Through comparing these ideals to the medieval queens Elizabeth Woodville (crowned 1465) and Elizabeth of York (crowned 1487), the effect of a queen failing or meeting these expectations can be evaluated.
Elizabeth Woodville: the deflowered English witch
Elizabeth Woodville was not a hugely popular queen. As the widow of the Lancastrian knight Sir John Grey and mother of two sons, Elizabeth failed to meet the golden rule of queenship: virginity. The offspring of the king must remain above suspicion, especially during civil war. At least the world knew she was fertile, especially in producing males. Woodville famously stood by the side of the road to petition the Yorkist claimant to the throne Edward IV when some three days later they were married. The secrecy, speed and illogical choice in bride baffled the King’s advisors and court when Edward was forced, roughly five months after the elopement, to admit he had married an older, widowed Englishwoman. Most contemporary sources agree it was a love match; such marriages were extraordinarily rare (though not unheard-of) in medieval England. Due to the rarity of a king marrying for love rumours Woodville and her mother ensorcelled the King developed. While claims of witchcraft never stuck to Woodville, after Edward’s death in an attempt to illegitimatise Woodville and Edward’s offspring, Richard III revived and promoted such rumours.
Furthermore Woodville was not foreign or even higher nobility; her countess mother married socially inferior and thus Woodville ranked amongst the lesser nobility. Despite these shortcomings Woodville was extremely beautiful with her blonde hair and big hips but moreover she was politically savvy and an asset to Edward’s reign. Letters penned by Woodville exist demonstrating her support of individuals in legal battles, settling courtly disputes and her charitable patronage of several guilds and religious institutions. Such attributes defended her virtue and worthiness to be queen.
After the death of Edward in 1483, Woodville endured the suspicious ‘disappearance’ of her young sons at the hands of Richard III and for a while maintained a presence at the royal court. After helping to orchestrate the marriage between her daughter Elizabeth of York to Henry VII, Woodville retired from public life to live out her days in relative obscurity.

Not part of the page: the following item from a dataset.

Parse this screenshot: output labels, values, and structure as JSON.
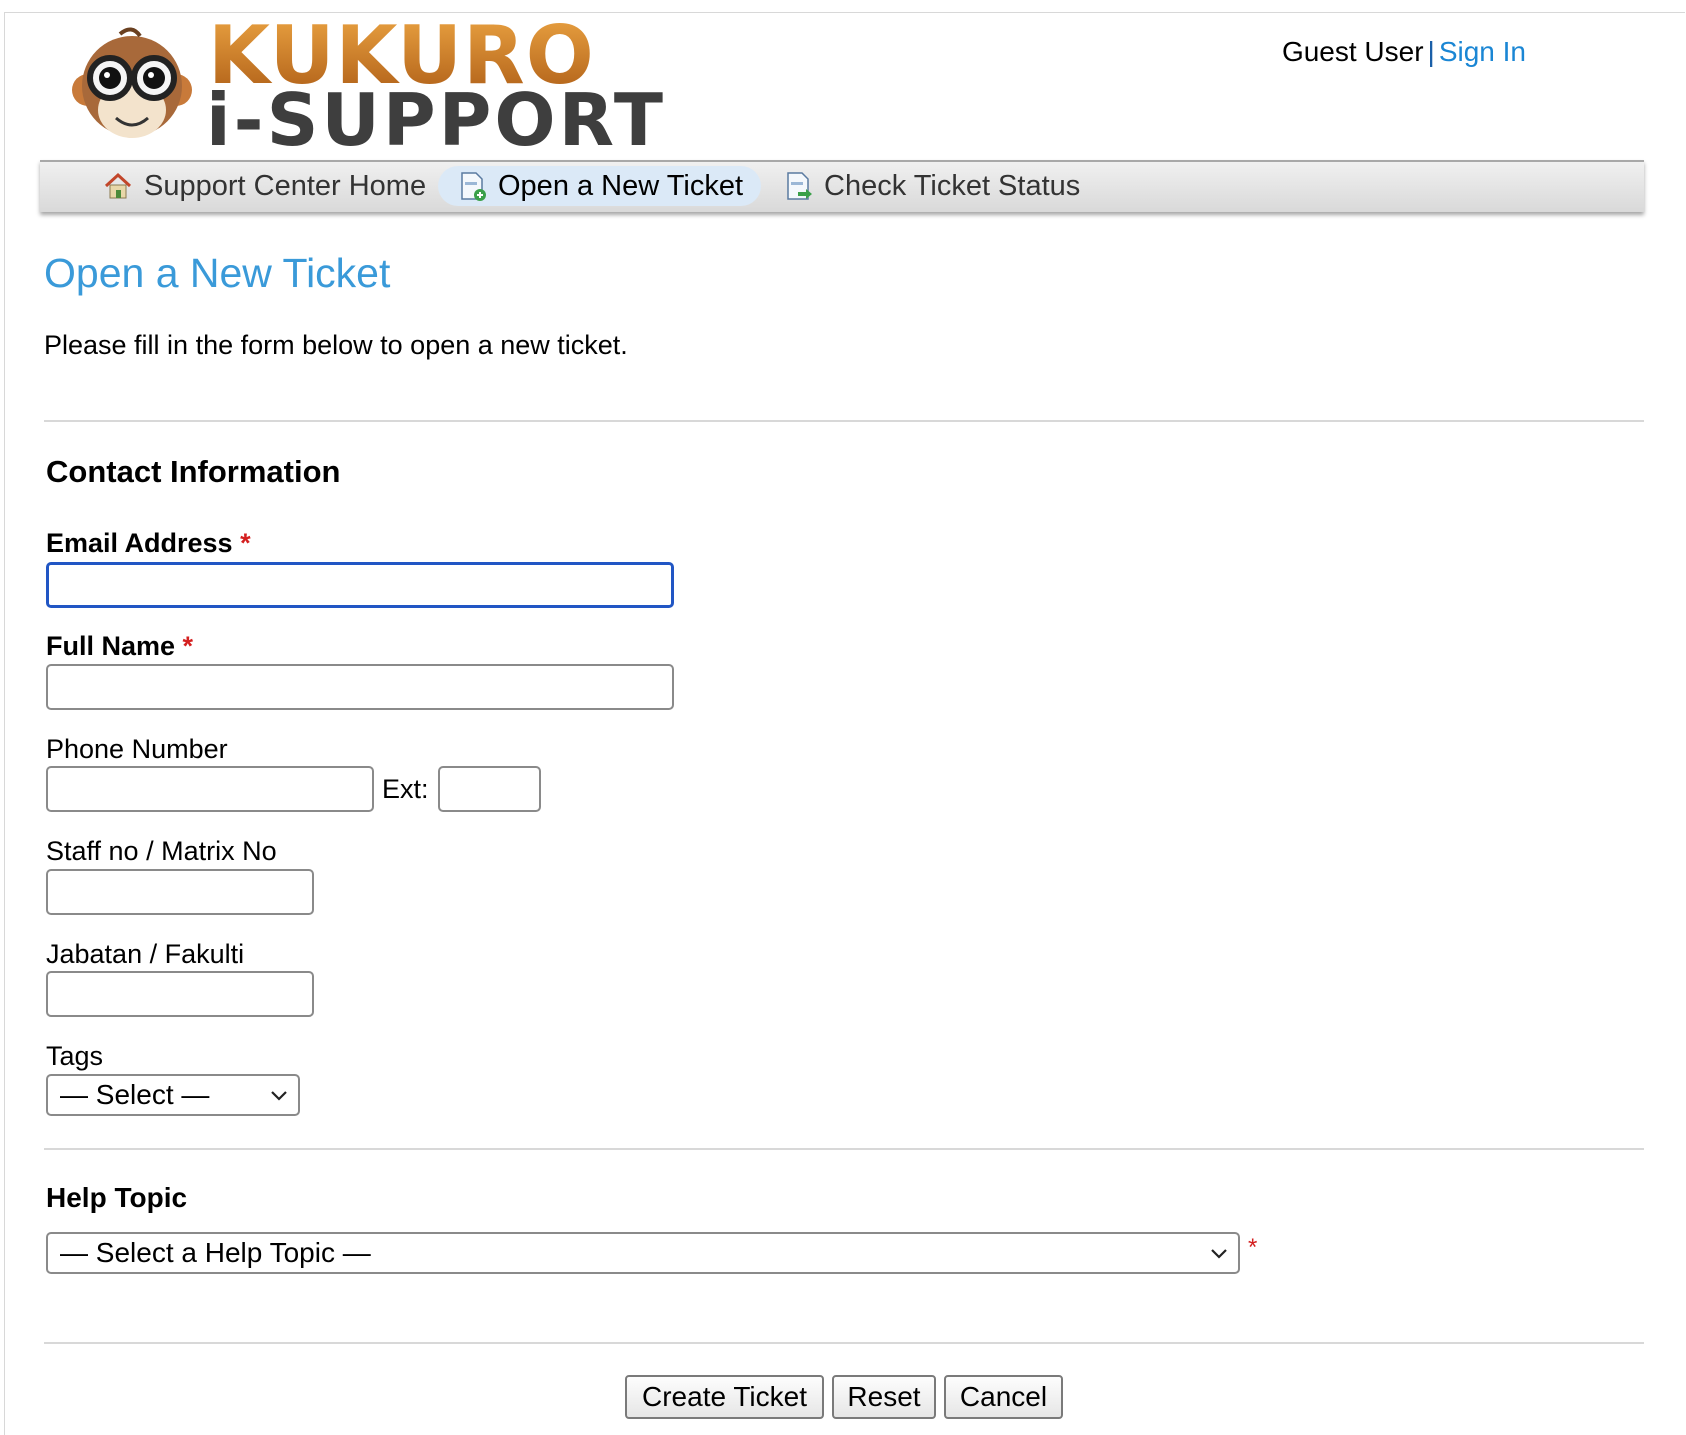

Elizabeth of York: the sap that united the warring roses
Unlike the unconventional reign of her mother Elizabeth Woodville, Elizabeth of York was generally elevated to embodying the ideal queen. While York was an Englishwoman and also a legal heir to the throne in her own right, her sacrifice of her birth right in favour of marriage played to her advantage. York was essential in stabilising the Lancastrian king Henry VII’s reign as well was legitimising his usurpation of power from the York family. Elizabeth was a famous beauty and amazing baby-maker like her mother, producing seven children including the infamous Henry VIII. York died giving birth to her seventh child having unified the warring houses through marriage and securing peace in England.
The roses gain some thorns
Woodville challenged nearly all established notions of what it meant to be a queen and through this rejection of convention Woodville aroused suspicion and remains a contentious figure today. While her daughter did present similar challenges to the accept norms, York has remained a favourable figure due to her more conventional reign.
- Leland, J. Antiquarii De Rebus britannicis Collectanea, Vol. IV London: 1774, republished (Farnborough: Gregg International, 1970). Pp. 179-249
While I wouldn’t wish medieval English on my worst enemy, John Leland’s Antiquarii De Rebus Britannicis Collectanea vol. IV contains a collection of invaluable contemporary sources on this topic.
- Laynesmith, J. A. The Last Medieval Queens: English Queenship 1445-1503. Oxford: Oxford University Press, 2004
J. A. Laynesmith’s The Last Medieval Queens was my proverbial bible for this essay and essential reading for this subject.
- Gristwood, Sarah. Blood Sisters. London: HarperPress, 2012
For a light introductory read Sarah Gristwood’s Blood Sisters provides a gentle, consumable narrative of both these Queens and other significant women of the era.